Nearly every category-theory proof works out to:
1. Remember what all the terms mean.
2. Draw a widget.
3. Chase the arrows.
4. Magic happens! This often leaves one with a vaguely unsatisfying feeling.
Here's the exercise from section 3.13 in the book. Given a pullback:
Show that if f is monic, g must be monic as well.
Step 1: A is a pullback, which means that the diagram commutes (any path from X to Y is equal to any other path). Further, if there is another object Q with arrows to B to C that makes the diagram commute (a "cone"), then there is a unique arrow !p: Q->A that makes the resulting diagram commute.

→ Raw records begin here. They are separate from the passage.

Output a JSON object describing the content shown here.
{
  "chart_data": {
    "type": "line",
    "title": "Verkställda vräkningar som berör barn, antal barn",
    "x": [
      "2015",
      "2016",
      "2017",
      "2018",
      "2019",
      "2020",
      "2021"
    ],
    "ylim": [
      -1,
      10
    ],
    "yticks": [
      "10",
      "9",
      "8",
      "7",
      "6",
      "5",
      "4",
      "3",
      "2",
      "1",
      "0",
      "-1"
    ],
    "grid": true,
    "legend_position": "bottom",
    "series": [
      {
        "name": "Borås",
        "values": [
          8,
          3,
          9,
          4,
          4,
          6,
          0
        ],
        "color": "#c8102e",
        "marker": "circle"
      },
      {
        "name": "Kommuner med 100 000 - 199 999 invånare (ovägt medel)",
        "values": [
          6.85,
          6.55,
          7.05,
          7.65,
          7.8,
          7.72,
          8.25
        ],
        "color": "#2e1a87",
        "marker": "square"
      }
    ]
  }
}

(In Set a pullback A can be interpreted as ordered tuples from BxC for which k and j agree, along with the projections from BxC to B and to C.)

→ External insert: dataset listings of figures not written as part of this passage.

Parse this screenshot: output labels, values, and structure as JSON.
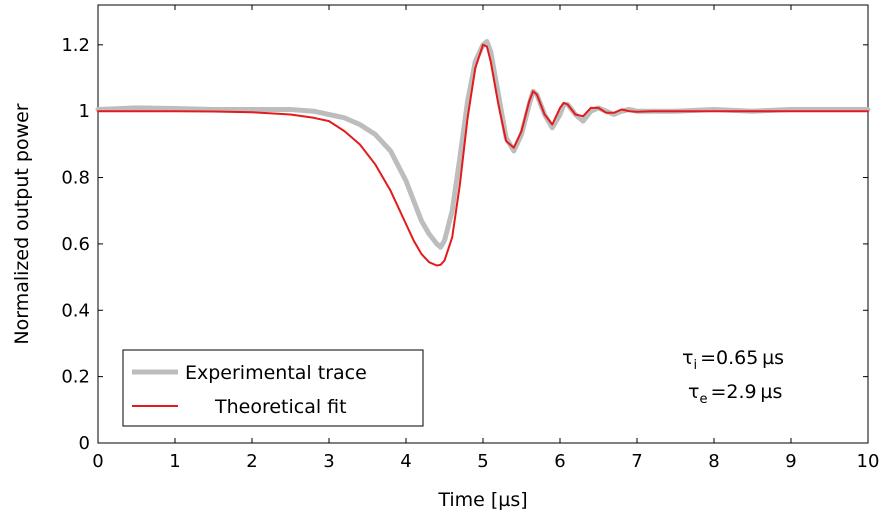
{
  "chart_data": {
    "type": "line",
    "title": "",
    "xlabel": "Time [µs]",
    "ylabel": "Normalized output power",
    "xlim": [
      0,
      10
    ],
    "ylim": [
      0,
      1.32
    ],
    "xticks": [
      0,
      1,
      2,
      3,
      4,
      5,
      6,
      7,
      8,
      9,
      10
    ],
    "yticks": [
      0,
      0.2,
      0.4,
      0.6,
      0.8,
      1,
      1.2
    ],
    "ytick_labels": [
      "0",
      "0.2",
      "0.4",
      "0.6",
      "0.8",
      "1",
      "1.2"
    ],
    "grid": false,
    "legend_position": "bottom-left",
    "series": [
      {
        "name": "Experimental trace",
        "color": "#bdbdbd",
        "x": [
          0,
          0.5,
          1.0,
          1.5,
          2.0,
          2.5,
          2.8,
          3.0,
          3.2,
          3.4,
          3.6,
          3.8,
          4.0,
          4.1,
          4.2,
          4.3,
          4.4,
          4.45,
          4.5,
          4.6,
          4.7,
          4.8,
          4.9,
          5.0,
          5.05,
          5.1,
          5.2,
          5.3,
          5.4,
          5.5,
          5.6,
          5.65,
          5.7,
          5.8,
          5.9,
          6.0,
          6.05,
          6.1,
          6.2,
          6.3,
          6.4,
          6.5,
          6.6,
          6.7,
          6.8,
          6.9,
          7.0,
          7.2,
          7.5,
          8.0,
          8.5,
          9.0,
          9.5,
          10.0
        ],
        "y": [
          1.005,
          1.01,
          1.008,
          1.005,
          1.005,
          1.005,
          1.0,
          0.99,
          0.98,
          0.96,
          0.93,
          0.88,
          0.79,
          0.73,
          0.67,
          0.63,
          0.6,
          0.59,
          0.61,
          0.7,
          0.86,
          1.03,
          1.15,
          1.2,
          1.21,
          1.18,
          1.05,
          0.92,
          0.88,
          0.93,
          1.02,
          1.06,
          1.05,
          0.99,
          0.95,
          0.99,
          1.02,
          1.02,
          0.99,
          0.97,
          1.0,
          1.01,
          1.0,
          0.99,
          1.0,
          1.005,
          1.0,
          1.0,
          1.0,
          1.005,
          1.0,
          1.005,
          1.005,
          1.005
        ]
      },
      {
        "name": "Theoretical fit",
        "color": "#e41a1c",
        "x": [
          0,
          0.5,
          1.0,
          1.5,
          2.0,
          2.5,
          2.8,
          3.0,
          3.2,
          3.4,
          3.6,
          3.8,
          4.0,
          4.1,
          4.2,
          4.3,
          4.4,
          4.45,
          4.5,
          4.6,
          4.7,
          4.8,
          4.9,
          5.0,
          5.05,
          5.1,
          5.2,
          5.3,
          5.4,
          5.5,
          5.6,
          5.65,
          5.7,
          5.8,
          5.9,
          6.0,
          6.05,
          6.1,
          6.2,
          6.3,
          6.4,
          6.5,
          6.6,
          6.7,
          6.8,
          6.9,
          7.0,
          7.2,
          7.5,
          8.0,
          8.5,
          9.0,
          9.5,
          10.0
        ],
        "y": [
          1.0,
          1.0,
          1.0,
          0.999,
          0.997,
          0.99,
          0.98,
          0.97,
          0.94,
          0.9,
          0.84,
          0.76,
          0.66,
          0.61,
          0.57,
          0.545,
          0.535,
          0.537,
          0.55,
          0.62,
          0.78,
          0.98,
          1.13,
          1.2,
          1.195,
          1.15,
          1.02,
          0.91,
          0.89,
          0.94,
          1.03,
          1.06,
          1.05,
          0.99,
          0.96,
          1.01,
          1.025,
          1.02,
          0.99,
          0.985,
          1.01,
          1.01,
          0.995,
          0.995,
          1.005,
          1.0,
          0.998,
          1.0,
          1.0,
          1.0,
          1.0,
          1.0,
          1.0,
          1.0
        ]
      }
    ],
    "annotations": [
      {
        "symbol": "τ",
        "subscript": "i",
        "value": "=0.65 µs"
      },
      {
        "symbol": "τ",
        "subscript": "e",
        "value": "=2.9 µs"
      }
    ]
  }
}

"monic" is the category theory version of "1-1" for functions. It means f is "left-cancellable" so that if x.f = y.f then x = y. (I'll use a period for arrow composition because I'm too lazy to insert HTML dot operators.)

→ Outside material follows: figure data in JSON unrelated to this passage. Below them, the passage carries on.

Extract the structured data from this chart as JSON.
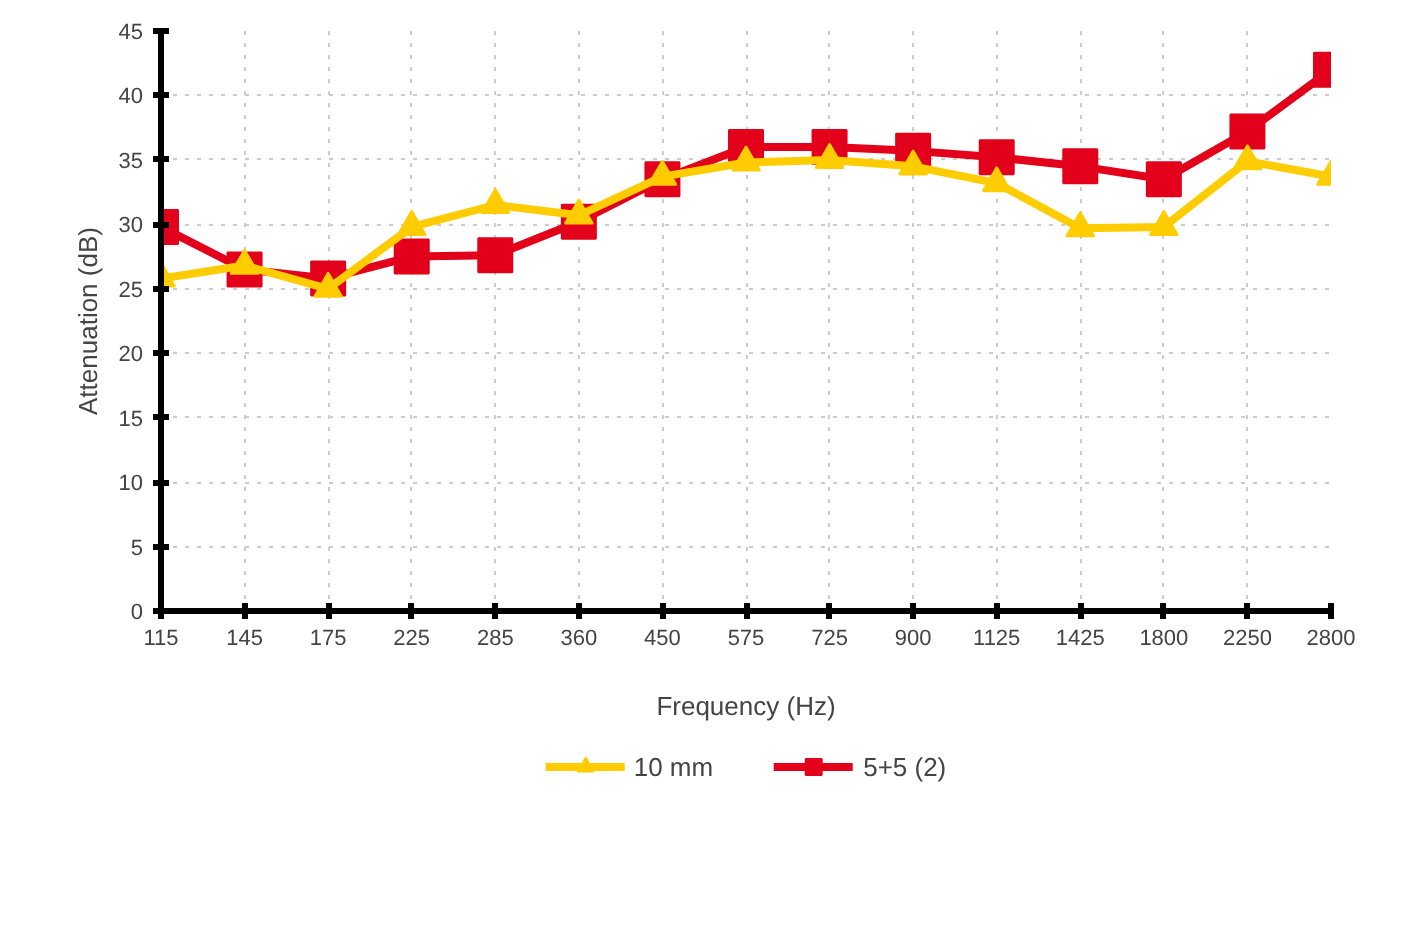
{
  "chart_data": {
    "type": "line",
    "xlabel": "Frequency (Hz)",
    "ylabel": "Attenuation (dB)",
    "categories": [
      "115",
      "145",
      "175",
      "225",
      "285",
      "360",
      "450",
      "575",
      "725",
      "900",
      "1125",
      "1425",
      "1800",
      "2250",
      "2800"
    ],
    "series": [
      {
        "name": "10 mm",
        "color": "#ffcc00",
        "marker": "triangle",
        "values": [
          25.8,
          26.8,
          25,
          29.8,
          31.5,
          30.7,
          33.7,
          34.8,
          35,
          34.5,
          33.2,
          29.7,
          29.8,
          34.9,
          33.7
        ]
      },
      {
        "name": "5+5 (2)",
        "color": "#e2001a",
        "marker": "square",
        "values": [
          29.8,
          26.5,
          25.8,
          27.5,
          27.6,
          30.2,
          33.5,
          36,
          36,
          35.7,
          35.2,
          34.5,
          33.5,
          37.2,
          42
        ]
      }
    ],
    "ylim": [
      0,
      45
    ],
    "yticks": [
      0,
      5,
      10,
      15,
      20,
      25,
      30,
      35,
      40,
      45
    ],
    "grid": true,
    "legend": "bottom",
    "line_style": "solid"
  }
}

Step 2: We want to show that the monic property holds for g as well. So suppose g.s1 = g.s2 for some arbitrary s1,s2:S->A. (S could be one of the existing objects, or a new one--- it doesn't matter.)
Then k.g.s1 = k.g.s2.
Because the diagram commutes, k.g.s1 = f.j.s2.
Also f.j.s1 = f.j.s2, which because f is monic means j.s1 = j.s2.
Now we can draw our widget, which is a "cone" from S to B and C:
Step 3: Does the new diagram commute? Yes, as we showed above k.g.s1 = f.j.s2, so both 'arms' of the cone from S fit. That means we can apply the pullback property, and introduce the unique arrow p.
What is p? Well, suppose we put s1 there. Then g.s1 (via the dotted line) = g.s1 trivially. And j.s1 = j.s2 we showed above. So s1 makes the diagram commute.
Now what is we put s2 there instead? Then j.s2 (dotted line) = j.s2 (solid line) trivially again. And g.s1 = g.s2 is what we assumed. So s2 makes the diagram commute as well.
Step 4: We showed s1 satisfies the properties of p, and also s2. But p is unique, so s1 = s2.